Tower Hamlets, Bradford and Breckland: how ethnic inequality is changing

Runnymede report finds that ethnic inequalities are widespread throughout England and Wales.

Runnymede report finds that ethnic inequalities are widespread throughout England and Wales

New research published yesterday by the Runnymede Trust shines a disturbing light on the way that racism now manifests itself in the UK.

Comparing local ethnic inequalities in 2001 and 2011, the report found that ethnic inequalities are ‘widespread’ in England and Wales, and that the problem is persistent.

This is based on indicators in health, education, unemployment and housing.

The inequality that the report finds is of a much more subtle nature than that which many people would commonly regard as racism. 

The Runnymede report found that inequalities existed not only in diverse and deprived areas like Tower Hamlets, but also in more affluent rural areas like Breckland in Norfolk.

Tower Hamlets, a borough in east London, ranks as the seventh most deprived district in England against the 2010 Index of Multiple Deprivation (IMD).

It is also an area with a very high level of ethnic diversity; in 2011, around 69 per cent of its population group other than White British. This makes it the fifth most ethnically diverse area in England and Wales.

There is a lot of variation between the experiences of different non-White British ethnic groups. So while Tower Hamlets ranked as the worst district in England and Wales in 2011 for Asian inequality, inequalities for most other ethnic groups had improved between 2001 and 2011.

The study found that:

“The most severe ethnic inequalities in Tower Hamlets were in terms of housing with nearly half (48 per cent) of Asian households and 43 per cent of households from ethnic minority groups as a whole being overcrowded compared with a quarter (24 per cent) of White British households.”

Some districts showed improvement. The Yorkshire town of Bradford – which has more Pakistani residents than anywhere else in England and Wales and where 27 per cent of the total population in 2011 was Asian – was the fifth most unequal district for minority populations in 2001.

In 2011 it ranked 22nd; still, in 2011 ethnic minorities in Bradford were three times more likely to be living in overcrowded housing than the White British population.

In rural Breckland, the minority population increased by four per cent between 2001 and 2011, with a high level of immigration from EU countries.

During this decade, ethnic inequalities between the White British group and ethnic minorities widened on all indicators. For example, in 2011, 23 per cent of 16-24 year olds from ethnic minorities and 26 per cent of those from the White Other group had no qualifications, compared to just 13 per cent of the White British group.

As well as poor education and overcrowded housing, the inequality identified by Runnymede can manifest itself as high levels of unemployment or part time work.

It can also show as high levels of economic activity due to increased prevalence of limiting long term illnesses. The relationship between health problems and social deprivation is, as the study says, well documented.

Runnymede’s report highlights the way that racial discrimination is becoming more subtle and harder to recognise. These are ‘invisible’ problems, as it were: they don’t involve verbal or physical abuse or enforced segregation.
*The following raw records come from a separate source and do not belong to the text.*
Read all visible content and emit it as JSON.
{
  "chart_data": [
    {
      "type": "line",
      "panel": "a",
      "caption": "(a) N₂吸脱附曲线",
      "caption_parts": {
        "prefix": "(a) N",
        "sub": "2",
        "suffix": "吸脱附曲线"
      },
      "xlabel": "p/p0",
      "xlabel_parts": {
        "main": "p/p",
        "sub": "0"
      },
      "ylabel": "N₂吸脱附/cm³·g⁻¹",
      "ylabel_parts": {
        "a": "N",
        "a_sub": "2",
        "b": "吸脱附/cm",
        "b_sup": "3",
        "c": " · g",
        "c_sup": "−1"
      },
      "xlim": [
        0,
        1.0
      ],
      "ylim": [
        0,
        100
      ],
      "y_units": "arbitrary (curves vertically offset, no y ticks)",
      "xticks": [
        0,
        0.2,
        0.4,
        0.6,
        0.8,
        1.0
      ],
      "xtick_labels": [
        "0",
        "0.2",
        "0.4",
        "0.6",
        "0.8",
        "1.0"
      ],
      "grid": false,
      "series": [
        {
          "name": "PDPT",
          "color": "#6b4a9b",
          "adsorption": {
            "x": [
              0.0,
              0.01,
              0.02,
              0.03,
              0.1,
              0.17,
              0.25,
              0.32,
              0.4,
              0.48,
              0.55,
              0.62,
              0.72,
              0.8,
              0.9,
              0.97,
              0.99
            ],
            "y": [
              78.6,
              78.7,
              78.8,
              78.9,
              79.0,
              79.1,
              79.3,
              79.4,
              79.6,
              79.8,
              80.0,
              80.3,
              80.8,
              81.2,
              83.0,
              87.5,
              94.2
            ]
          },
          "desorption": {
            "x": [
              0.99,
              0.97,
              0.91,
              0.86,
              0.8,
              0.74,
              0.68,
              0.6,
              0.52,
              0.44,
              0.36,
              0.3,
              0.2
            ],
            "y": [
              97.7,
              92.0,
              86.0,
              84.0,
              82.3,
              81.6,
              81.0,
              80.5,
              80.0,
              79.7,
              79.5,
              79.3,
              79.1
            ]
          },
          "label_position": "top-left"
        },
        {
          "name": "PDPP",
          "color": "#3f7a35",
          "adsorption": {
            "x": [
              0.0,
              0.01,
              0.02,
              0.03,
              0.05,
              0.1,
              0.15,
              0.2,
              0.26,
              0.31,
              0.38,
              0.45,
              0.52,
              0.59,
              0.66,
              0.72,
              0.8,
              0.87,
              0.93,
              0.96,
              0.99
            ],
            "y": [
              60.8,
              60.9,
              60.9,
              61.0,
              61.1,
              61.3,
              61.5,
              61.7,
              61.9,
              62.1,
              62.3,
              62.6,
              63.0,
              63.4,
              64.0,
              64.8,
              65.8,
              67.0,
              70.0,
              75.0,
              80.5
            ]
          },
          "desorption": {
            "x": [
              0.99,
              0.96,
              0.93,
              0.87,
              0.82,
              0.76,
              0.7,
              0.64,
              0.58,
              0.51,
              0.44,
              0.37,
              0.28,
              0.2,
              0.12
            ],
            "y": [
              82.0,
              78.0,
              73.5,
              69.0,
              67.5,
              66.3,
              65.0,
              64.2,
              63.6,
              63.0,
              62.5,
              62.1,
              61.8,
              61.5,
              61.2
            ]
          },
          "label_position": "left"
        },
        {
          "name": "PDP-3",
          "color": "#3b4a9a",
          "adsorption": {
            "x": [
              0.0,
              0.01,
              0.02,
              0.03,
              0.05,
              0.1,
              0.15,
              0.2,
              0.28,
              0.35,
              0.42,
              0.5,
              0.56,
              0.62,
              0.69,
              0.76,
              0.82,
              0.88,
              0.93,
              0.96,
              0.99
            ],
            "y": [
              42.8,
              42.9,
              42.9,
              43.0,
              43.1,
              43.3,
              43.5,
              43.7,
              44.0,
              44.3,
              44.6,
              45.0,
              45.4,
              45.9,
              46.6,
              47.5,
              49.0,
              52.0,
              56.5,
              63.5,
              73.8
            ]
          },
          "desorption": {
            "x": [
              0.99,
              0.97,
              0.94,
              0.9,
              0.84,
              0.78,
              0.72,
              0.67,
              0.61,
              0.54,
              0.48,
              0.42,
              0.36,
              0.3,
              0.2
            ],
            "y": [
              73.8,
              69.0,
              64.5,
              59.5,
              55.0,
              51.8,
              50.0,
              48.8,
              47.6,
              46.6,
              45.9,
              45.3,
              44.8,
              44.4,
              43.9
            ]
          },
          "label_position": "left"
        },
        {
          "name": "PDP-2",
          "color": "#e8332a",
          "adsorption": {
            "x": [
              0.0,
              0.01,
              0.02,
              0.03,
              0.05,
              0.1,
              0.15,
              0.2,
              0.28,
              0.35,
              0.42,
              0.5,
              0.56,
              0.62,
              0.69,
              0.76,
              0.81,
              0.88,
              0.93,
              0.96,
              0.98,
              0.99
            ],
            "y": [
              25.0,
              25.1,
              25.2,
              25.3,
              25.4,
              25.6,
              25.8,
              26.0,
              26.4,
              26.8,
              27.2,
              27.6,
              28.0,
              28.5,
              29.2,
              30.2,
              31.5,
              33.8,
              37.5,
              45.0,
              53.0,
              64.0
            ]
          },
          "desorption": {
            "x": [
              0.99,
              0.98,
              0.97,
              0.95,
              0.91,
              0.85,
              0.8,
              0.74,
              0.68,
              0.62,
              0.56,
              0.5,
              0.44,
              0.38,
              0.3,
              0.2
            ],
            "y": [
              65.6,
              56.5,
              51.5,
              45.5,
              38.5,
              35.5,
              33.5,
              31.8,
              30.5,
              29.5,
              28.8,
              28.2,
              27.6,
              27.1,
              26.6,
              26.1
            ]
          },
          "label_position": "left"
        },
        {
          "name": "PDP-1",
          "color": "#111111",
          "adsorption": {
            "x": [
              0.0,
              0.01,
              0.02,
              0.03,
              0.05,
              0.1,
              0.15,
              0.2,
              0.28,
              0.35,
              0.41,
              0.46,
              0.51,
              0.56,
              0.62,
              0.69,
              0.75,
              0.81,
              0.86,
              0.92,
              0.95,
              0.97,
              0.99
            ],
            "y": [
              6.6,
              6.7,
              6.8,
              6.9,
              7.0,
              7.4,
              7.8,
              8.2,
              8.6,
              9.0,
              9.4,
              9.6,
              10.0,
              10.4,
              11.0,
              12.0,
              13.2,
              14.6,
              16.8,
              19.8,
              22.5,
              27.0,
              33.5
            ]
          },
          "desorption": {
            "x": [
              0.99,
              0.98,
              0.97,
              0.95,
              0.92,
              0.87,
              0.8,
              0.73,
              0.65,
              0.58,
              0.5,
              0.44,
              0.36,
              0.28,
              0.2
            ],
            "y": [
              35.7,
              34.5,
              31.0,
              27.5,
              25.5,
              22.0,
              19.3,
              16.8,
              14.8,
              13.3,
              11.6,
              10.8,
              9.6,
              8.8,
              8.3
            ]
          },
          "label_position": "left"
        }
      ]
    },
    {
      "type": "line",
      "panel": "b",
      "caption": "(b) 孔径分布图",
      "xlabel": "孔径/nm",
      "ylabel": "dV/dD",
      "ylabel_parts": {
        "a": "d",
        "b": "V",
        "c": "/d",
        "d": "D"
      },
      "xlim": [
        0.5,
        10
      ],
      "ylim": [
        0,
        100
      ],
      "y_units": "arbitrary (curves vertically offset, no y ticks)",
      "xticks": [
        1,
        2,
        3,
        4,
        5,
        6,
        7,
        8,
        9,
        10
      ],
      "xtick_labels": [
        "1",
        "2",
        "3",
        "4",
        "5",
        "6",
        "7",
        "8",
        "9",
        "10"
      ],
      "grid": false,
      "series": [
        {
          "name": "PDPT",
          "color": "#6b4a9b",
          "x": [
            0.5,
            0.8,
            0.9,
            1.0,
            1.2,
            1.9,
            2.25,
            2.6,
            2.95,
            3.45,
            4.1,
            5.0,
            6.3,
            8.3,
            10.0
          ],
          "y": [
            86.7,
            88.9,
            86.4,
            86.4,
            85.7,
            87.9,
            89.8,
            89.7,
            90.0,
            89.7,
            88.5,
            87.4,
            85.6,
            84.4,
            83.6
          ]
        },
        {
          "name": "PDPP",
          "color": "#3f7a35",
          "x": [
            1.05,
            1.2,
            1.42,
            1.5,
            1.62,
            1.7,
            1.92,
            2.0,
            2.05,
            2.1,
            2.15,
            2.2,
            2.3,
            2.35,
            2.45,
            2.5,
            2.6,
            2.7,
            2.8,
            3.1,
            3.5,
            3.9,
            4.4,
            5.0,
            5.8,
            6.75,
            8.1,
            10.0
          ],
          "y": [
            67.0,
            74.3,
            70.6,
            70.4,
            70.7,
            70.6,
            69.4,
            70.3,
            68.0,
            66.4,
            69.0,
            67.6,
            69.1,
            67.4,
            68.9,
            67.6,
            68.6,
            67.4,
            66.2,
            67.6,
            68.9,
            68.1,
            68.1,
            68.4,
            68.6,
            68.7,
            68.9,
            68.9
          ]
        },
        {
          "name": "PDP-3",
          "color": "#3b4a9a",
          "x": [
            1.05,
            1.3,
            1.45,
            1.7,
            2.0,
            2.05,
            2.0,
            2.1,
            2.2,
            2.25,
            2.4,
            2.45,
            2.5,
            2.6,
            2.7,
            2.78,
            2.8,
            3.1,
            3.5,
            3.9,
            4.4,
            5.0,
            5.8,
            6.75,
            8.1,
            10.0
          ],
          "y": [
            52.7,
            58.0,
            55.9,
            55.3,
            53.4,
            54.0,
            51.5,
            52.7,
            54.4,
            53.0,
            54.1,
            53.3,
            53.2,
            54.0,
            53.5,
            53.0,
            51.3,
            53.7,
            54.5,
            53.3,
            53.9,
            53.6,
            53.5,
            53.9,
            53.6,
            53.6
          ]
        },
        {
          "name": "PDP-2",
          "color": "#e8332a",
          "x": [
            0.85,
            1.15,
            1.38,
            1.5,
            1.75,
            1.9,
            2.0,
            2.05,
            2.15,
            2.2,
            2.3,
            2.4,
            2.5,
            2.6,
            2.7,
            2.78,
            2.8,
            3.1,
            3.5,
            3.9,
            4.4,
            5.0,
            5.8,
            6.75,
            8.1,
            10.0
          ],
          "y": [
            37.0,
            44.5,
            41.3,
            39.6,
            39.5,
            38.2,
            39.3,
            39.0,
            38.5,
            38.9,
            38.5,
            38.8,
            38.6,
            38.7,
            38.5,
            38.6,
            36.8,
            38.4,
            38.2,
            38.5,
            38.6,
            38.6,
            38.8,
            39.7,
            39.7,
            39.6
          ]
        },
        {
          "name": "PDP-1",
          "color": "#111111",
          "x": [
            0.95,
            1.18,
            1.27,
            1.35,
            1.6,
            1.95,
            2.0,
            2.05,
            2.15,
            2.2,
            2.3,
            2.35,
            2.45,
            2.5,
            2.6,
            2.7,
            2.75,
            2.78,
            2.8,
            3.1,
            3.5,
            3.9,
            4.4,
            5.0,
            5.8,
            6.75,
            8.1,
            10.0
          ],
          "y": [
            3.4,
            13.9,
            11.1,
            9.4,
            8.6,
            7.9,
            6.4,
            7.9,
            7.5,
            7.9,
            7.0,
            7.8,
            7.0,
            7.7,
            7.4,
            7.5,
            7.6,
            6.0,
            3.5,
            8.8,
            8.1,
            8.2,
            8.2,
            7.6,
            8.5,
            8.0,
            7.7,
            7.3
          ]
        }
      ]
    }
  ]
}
British Future’s recent report on attitudes towards immigration says that there is ‘a broad consensus that Britain is a significantly less racist society today, a view also held by most ethnic minority Britons’.

Yet the same report points out that ‘one in ten of our fellow citizens expresses support for biological racism and different levels of intelligence between the races’.

This leads to the unsettling conclusion that in many cases, neither the victims nor the perpetrators of institutionalised discrimination are aware of what is taking place.